Perhaps the no-longer-State-Counsellor (Prime Minister really) San Suu Kyi is now caught in a wild crossfire, and the facts aren’t crystal. Perhaps the world should be giving her the benefit of the doubt, but then again power does all kinds of crazy things to people, right? Could she have done more? Almost certainly, it's not really imaginable that she couldn't. But how much of this “genocide” (as the United Nations dubbed it) was/is out of her hands and control? And you could argue that her hard lines assisted in the country falling back into a form of military rule…That would be a question mark on your travel plans to Burma for the moment, yes sure. But hey, I was an adventurer and it was five years ago…

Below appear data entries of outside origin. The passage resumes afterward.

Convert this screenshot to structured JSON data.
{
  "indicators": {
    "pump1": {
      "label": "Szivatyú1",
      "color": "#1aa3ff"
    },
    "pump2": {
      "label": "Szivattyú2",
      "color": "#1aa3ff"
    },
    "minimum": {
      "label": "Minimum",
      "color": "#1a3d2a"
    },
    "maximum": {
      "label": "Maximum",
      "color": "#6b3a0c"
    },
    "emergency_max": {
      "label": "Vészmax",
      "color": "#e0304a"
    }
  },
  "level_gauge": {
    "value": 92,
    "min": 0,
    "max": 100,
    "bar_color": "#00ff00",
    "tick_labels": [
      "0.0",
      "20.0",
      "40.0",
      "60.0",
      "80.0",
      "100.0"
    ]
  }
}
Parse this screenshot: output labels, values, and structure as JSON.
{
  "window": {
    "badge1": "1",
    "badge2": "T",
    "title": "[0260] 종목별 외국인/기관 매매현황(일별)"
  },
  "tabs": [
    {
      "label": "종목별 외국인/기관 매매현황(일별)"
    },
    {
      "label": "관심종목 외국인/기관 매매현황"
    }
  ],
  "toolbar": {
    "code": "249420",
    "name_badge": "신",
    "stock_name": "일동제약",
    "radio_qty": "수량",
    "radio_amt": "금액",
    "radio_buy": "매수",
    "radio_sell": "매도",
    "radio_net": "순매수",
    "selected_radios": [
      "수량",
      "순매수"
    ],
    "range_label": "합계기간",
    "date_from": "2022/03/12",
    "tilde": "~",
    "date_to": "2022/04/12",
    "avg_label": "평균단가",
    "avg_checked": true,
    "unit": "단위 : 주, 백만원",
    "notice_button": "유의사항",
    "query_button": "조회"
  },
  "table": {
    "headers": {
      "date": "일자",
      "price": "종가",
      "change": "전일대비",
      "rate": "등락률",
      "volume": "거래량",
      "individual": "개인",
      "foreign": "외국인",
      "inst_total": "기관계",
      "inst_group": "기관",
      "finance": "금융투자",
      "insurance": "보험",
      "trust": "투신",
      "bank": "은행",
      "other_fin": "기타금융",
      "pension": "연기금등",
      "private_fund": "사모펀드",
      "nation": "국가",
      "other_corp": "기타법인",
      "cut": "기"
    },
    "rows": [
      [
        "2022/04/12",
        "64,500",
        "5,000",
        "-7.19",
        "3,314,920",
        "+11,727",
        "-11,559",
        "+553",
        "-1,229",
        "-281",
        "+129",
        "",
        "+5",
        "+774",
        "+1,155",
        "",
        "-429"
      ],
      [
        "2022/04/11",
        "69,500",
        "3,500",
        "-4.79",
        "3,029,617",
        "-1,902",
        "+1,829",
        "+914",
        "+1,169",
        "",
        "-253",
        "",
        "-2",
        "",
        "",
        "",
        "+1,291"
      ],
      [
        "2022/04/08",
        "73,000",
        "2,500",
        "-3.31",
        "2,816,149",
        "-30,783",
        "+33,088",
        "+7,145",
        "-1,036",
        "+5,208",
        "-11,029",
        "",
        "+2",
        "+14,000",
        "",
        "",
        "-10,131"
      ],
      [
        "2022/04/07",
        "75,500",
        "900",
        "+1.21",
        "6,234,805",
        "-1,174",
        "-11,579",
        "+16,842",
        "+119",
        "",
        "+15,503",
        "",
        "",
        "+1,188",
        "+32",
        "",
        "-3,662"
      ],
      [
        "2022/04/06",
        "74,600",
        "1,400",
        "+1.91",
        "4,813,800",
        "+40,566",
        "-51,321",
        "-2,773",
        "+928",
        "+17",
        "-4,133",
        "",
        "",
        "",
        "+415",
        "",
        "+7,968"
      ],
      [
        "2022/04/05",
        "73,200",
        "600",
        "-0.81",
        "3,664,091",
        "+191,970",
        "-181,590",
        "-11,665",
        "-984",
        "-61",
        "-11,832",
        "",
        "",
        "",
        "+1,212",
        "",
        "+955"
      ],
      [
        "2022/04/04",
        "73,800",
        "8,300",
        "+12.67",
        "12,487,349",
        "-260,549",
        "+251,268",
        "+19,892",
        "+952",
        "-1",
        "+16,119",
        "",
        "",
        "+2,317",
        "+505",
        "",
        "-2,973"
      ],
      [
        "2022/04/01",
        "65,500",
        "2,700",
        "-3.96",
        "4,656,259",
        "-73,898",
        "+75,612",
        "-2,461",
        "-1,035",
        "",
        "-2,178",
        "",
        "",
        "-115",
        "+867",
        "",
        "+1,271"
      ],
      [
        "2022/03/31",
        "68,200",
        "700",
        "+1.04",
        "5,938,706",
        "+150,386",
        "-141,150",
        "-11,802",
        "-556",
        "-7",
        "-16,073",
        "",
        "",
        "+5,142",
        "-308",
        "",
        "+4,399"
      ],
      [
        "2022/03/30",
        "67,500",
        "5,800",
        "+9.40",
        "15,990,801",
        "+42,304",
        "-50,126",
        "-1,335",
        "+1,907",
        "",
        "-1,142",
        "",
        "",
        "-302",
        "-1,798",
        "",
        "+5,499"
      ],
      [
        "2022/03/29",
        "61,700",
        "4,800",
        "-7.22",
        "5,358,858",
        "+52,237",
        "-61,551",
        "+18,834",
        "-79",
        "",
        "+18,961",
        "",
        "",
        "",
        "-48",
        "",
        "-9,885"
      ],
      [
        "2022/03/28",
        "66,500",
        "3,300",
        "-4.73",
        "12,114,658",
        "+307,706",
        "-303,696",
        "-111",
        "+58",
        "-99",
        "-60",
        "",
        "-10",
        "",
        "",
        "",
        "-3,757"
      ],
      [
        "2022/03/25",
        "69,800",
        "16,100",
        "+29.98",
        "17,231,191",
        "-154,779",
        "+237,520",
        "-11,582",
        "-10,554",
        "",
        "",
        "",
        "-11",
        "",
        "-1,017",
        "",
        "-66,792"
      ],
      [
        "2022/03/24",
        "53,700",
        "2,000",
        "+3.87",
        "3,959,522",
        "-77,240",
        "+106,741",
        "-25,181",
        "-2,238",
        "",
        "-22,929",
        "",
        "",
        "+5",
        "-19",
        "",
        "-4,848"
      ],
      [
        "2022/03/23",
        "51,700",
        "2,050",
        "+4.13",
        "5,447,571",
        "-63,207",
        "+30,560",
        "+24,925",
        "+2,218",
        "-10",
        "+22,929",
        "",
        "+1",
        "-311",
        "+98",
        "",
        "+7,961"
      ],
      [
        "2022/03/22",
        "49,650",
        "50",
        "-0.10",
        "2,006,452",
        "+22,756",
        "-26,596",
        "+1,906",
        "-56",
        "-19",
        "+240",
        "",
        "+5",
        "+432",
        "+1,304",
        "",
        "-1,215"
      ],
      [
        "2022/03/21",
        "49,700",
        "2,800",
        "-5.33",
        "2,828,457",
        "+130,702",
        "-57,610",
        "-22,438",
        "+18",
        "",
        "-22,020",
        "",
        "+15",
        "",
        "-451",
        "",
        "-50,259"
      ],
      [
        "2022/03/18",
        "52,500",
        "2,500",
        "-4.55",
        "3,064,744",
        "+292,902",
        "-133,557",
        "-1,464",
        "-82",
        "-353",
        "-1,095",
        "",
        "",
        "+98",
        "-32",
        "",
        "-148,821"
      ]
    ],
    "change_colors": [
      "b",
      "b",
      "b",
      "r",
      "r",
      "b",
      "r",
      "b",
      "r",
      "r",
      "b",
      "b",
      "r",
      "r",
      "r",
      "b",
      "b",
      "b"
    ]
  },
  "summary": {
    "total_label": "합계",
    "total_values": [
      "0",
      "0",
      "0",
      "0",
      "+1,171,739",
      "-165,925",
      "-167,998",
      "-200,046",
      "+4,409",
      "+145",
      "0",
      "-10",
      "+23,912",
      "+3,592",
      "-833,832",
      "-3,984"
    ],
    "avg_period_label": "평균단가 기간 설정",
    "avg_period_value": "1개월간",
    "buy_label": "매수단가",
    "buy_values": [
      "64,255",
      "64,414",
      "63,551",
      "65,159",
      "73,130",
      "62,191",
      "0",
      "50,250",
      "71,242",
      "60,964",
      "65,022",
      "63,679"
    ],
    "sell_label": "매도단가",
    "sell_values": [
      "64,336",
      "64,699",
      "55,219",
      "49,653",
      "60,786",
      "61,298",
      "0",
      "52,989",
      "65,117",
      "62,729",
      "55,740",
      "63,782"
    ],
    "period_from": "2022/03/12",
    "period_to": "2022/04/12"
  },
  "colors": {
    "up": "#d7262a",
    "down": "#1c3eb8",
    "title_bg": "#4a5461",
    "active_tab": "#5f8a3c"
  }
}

It was 19 year old Eric Arthur Blair (pre-pen name George Orwell) who, in the 1920s, ventured to the furthest reaches of the British Empire - including Burma, where he spent five years and joined the Imperial Police Force. His first novel, Burmese Days, was set in the north of the country - detailing the British ruling with corruption and imperial bigotry as intrigue.
But Orwell was always destined to end up in Myanmar - as a child his obsession was with the work of Rudyard Kipling (I mean, who didn’t love The Jungle Book) who described this “faraway” land in great detail in his poems. Today these poems seem too pro imperialism-colonialism for my fancy. So much less interesting to me. Speaking of which, as for the country's name in case you were pondering, in 1989 the country decided to replace the English name "Burma" with "Myanmar" (the official name of the country in the Burmese language).
Myanmar, at this very time, is a complicated and partly dark place, as was South Africa when Mandela came to power, for instance.
But, there is always hope. And Myanmar has sort of erected a symbol of change. But this adjustment here has not come without a cost to too many lives, and to the heavily adjusted expectations of the improvements needed for a growing economy. And then there is the persecution of the Rohingya people in Myanmar who have been forced to flee to Bangladesh.